The Housing Crisis Requires Bold Solutions — and There's One on the Table
The severity of California’s housing crisis hardly needs further documentation. There simply is not enough housing, especially for very low-income households. An emergent YIMBYism, or Yes In My Backyard movement, advocates building more homes in more neighborhoods to combat the housing affordability crisis. The progressive wing of the movement believes that new home construction should be focused on filling in vacant or underutilized properties, and improving transit and affordability.
In the last few years, elected officials have begun to act on the dire housing situation. The 2017 legislative housing package — headlined by state Sen. Toni Atkins’ SB 2, which established a permanent subsidy for affordable housing — was a watershed moment in alleviating the housing crisis. In 2018, voters sent Gavin Newsom, and his pledge to build 3.5 million housing units by 2025, to the governor’s mansion. When recently asked to identify the three biggest concerns facing California, Assemblyman Todd Gloria summed up the public’s interest in the issue: “housing, housing and housing.”
Despite the positive legislative and electoral developments of the past few years, much more must be done to achieve housing affordability for all Californians. Merely to satisfy household growth — to speak nothing of affordability — the state needs to build 1.8 million dwelling units, or 180,000 units annually, during the 10-year period preceding 2025. It has not achieved that level of production since 2005.

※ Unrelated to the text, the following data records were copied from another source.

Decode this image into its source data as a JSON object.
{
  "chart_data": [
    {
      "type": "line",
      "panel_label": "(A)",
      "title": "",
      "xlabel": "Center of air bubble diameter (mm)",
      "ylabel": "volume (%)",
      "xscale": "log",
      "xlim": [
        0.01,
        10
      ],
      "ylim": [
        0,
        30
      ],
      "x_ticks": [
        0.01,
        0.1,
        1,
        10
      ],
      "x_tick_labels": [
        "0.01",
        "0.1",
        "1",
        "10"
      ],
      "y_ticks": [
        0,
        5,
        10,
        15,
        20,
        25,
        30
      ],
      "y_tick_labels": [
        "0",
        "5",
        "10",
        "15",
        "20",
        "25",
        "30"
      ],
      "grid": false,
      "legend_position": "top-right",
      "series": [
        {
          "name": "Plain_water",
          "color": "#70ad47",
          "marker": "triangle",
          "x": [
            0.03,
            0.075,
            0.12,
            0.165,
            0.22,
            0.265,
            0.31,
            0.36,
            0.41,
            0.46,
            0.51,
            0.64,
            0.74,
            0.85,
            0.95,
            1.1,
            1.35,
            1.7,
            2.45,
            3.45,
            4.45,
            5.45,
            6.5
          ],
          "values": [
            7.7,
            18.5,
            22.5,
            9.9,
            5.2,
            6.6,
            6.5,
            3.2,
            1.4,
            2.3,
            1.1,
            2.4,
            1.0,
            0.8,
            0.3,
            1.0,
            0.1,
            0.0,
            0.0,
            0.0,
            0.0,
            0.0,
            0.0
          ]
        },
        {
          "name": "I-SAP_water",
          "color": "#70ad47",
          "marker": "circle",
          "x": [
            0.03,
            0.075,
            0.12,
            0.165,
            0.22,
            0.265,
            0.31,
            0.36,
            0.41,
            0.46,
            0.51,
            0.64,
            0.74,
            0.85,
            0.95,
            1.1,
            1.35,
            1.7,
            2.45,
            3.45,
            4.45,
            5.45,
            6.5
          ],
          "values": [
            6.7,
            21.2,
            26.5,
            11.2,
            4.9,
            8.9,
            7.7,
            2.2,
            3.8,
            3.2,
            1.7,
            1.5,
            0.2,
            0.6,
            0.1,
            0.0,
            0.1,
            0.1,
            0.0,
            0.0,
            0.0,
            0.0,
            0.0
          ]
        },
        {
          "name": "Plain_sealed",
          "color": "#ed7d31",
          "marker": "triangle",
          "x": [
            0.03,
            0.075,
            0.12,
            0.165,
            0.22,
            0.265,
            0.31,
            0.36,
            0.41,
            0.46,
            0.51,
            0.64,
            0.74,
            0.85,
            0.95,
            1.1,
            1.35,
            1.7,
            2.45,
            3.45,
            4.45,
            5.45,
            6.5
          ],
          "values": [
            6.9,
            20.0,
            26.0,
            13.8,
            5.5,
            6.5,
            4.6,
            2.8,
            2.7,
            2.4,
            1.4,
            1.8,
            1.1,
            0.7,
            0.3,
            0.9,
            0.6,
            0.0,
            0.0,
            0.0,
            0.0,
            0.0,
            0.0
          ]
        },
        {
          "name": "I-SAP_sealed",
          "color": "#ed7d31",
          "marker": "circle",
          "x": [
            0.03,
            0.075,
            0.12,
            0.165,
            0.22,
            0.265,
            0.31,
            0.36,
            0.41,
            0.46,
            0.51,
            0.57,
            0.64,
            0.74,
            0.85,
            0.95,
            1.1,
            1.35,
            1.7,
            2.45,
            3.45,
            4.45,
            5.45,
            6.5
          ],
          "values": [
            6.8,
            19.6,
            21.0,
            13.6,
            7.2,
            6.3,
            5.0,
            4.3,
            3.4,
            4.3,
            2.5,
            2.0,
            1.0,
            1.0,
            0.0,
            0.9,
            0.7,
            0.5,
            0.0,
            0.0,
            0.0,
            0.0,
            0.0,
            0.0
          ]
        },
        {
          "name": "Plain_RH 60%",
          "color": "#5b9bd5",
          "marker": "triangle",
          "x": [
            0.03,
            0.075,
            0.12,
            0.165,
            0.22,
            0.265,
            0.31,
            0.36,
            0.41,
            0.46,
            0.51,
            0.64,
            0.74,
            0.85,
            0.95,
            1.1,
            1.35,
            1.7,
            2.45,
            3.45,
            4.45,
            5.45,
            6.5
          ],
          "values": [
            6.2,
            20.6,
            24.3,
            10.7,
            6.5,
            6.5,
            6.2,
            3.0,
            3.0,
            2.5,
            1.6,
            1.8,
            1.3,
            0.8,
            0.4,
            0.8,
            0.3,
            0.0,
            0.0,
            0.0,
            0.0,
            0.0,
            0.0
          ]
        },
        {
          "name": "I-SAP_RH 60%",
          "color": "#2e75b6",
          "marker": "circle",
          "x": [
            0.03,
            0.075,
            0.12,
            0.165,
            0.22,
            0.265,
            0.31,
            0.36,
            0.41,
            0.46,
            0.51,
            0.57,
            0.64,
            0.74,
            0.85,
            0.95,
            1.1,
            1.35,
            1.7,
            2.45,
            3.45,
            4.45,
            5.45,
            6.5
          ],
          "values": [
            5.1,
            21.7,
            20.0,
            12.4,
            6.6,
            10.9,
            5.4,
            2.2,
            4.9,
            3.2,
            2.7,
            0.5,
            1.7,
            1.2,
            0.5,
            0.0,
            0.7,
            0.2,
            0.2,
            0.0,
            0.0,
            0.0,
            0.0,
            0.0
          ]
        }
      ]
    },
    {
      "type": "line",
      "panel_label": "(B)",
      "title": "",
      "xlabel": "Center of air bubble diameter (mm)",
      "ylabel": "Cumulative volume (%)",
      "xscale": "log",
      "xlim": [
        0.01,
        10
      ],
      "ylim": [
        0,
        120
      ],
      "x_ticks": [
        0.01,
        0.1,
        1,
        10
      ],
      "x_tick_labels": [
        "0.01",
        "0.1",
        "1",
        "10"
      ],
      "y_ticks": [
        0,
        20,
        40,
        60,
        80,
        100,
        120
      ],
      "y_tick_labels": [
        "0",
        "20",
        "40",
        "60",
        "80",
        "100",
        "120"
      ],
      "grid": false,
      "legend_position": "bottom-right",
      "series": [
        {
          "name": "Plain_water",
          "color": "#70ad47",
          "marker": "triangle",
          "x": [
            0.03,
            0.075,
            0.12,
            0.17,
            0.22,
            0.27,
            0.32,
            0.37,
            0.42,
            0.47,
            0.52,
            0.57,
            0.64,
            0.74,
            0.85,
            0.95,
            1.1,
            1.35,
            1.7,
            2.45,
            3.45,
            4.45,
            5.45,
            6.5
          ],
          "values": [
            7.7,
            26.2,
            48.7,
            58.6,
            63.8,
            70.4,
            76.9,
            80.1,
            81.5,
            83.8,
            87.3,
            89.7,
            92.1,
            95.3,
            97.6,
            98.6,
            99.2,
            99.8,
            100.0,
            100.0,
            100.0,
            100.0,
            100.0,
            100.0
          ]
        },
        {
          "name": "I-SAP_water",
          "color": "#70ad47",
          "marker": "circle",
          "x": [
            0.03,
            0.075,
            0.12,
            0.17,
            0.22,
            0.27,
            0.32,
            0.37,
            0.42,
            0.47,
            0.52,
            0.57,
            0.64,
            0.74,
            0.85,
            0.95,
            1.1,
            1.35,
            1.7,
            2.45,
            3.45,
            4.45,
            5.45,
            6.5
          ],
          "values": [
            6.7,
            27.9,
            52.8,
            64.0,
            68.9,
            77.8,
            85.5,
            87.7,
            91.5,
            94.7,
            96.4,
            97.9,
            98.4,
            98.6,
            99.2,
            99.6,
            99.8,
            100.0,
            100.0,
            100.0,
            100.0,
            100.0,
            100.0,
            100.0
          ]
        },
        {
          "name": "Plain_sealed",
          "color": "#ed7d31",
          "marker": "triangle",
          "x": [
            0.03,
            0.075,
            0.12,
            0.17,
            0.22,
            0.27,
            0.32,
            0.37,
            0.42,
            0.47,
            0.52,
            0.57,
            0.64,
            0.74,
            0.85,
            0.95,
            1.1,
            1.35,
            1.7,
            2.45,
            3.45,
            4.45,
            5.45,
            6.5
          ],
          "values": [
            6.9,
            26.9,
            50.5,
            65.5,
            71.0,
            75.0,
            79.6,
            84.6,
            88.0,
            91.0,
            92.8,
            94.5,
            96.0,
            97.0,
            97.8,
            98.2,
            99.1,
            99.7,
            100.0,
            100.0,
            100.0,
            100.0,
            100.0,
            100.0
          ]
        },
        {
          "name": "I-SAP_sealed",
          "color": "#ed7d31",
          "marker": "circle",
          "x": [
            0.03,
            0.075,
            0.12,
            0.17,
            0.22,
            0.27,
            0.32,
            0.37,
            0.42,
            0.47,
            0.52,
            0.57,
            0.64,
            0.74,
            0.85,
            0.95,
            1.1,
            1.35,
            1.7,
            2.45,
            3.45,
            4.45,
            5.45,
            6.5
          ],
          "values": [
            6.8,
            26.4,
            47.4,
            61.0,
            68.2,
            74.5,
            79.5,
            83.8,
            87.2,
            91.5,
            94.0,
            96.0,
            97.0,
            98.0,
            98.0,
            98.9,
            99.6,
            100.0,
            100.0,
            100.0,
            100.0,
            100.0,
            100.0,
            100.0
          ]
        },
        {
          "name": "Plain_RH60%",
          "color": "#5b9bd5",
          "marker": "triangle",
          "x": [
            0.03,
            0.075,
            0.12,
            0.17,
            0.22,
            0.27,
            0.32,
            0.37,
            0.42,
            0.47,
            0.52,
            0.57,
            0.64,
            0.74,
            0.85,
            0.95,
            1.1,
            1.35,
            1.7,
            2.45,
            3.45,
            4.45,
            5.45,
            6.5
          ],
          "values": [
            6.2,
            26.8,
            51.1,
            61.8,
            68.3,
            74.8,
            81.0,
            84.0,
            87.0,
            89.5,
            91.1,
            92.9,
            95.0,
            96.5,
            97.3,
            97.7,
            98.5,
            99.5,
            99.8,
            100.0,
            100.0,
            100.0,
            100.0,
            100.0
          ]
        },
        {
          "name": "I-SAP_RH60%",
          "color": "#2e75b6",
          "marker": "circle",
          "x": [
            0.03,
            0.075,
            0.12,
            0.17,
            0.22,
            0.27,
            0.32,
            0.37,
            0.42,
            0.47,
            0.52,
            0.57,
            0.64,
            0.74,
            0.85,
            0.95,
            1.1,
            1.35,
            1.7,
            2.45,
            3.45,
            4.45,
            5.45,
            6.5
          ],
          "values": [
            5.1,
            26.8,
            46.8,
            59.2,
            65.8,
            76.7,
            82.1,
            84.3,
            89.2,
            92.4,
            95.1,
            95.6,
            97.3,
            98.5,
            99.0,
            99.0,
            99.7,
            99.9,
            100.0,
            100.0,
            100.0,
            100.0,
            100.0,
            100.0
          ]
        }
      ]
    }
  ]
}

There are many proposals that seek to achieve this goal, but one stands out as being more bold, more productive and, most importantly, more progressive than any other: SB 50.
Introduced by state Sen. Scott Wiener, a staunch pro-housing advocate, the bill is designed to compel cities to build the housing California needs. The bill would in effect increase the amount of allowable dwelling units — or “upzone” — on lots currently zoned for residential use near high-quality transit and job-rich areas.
Most significantly, housing projects within a quarter-mile of a major transit station served by rail or ferry could be built up to 55 feet (or five stories). Projects within a half-mile of a high-quality bus corridor could be built up to 45 feet. In either case, there would be reduced parking requirements, thereby reducing construction costs and in turn rents and home prices. San Diego Mayor Kevin Falconer has already proposed a San Diego-specific version of such a measure, a positive step toward ensuring affordability locally.
SB 50 is based on last year’s failed SB 827, a similar bill also introduced by Wiener that garnered much fanfare across the ideological spectrum. But that bill was brought down by an unusual coalition: homeowners in wealthy enclaves sought to protect their exclusionary single-family residential land use at the same time as social justice advocates opposed the legislation based on well-founded fears of swift displacement and gentrification as a result of increased housing development.
Wiener is addressing these concerns over displacement in the new version of the bill by empowering disadvantaged communities to develop their own zoning standards that would allow increased density near transit. The bill also includes powerful desegregation incentives by also allowing more affordable homes to be built in job-rich communities that aren’t necessarily in transit-rich communities.
Further, the bill features aggressive protections for renters — including the prohibition of demolishing housing that has been occupied by a renter at any point in the last seven years — aimed at disincentivizing evictions. We hope and expect even more protections to be included to protect communities from gentrification and displacement.
SB 50 would dramatically increase the capacity for housing production, resulting in more affordable housing opportunities; help San Diego achieve the goals spelled out in its Climate Action Plan by constructing that housing near transit and protect the interests of renters and longtime residents within our communities.
We call on all our local elected officials, especially our housing leaders in the state Legislature, to support the bill. With bold action we can help California, and San Diego, achieve the housing affordability that its residents have been demanding and deserve.
Brendan Dentino is a co-chair of the YIMBY Democrats of San Diego County policy committee and a housing policy consultant. Maya Rosas is the founding president of the YIMBY Democrats of San Diego County and an urban planner. Both are residents of San Diego.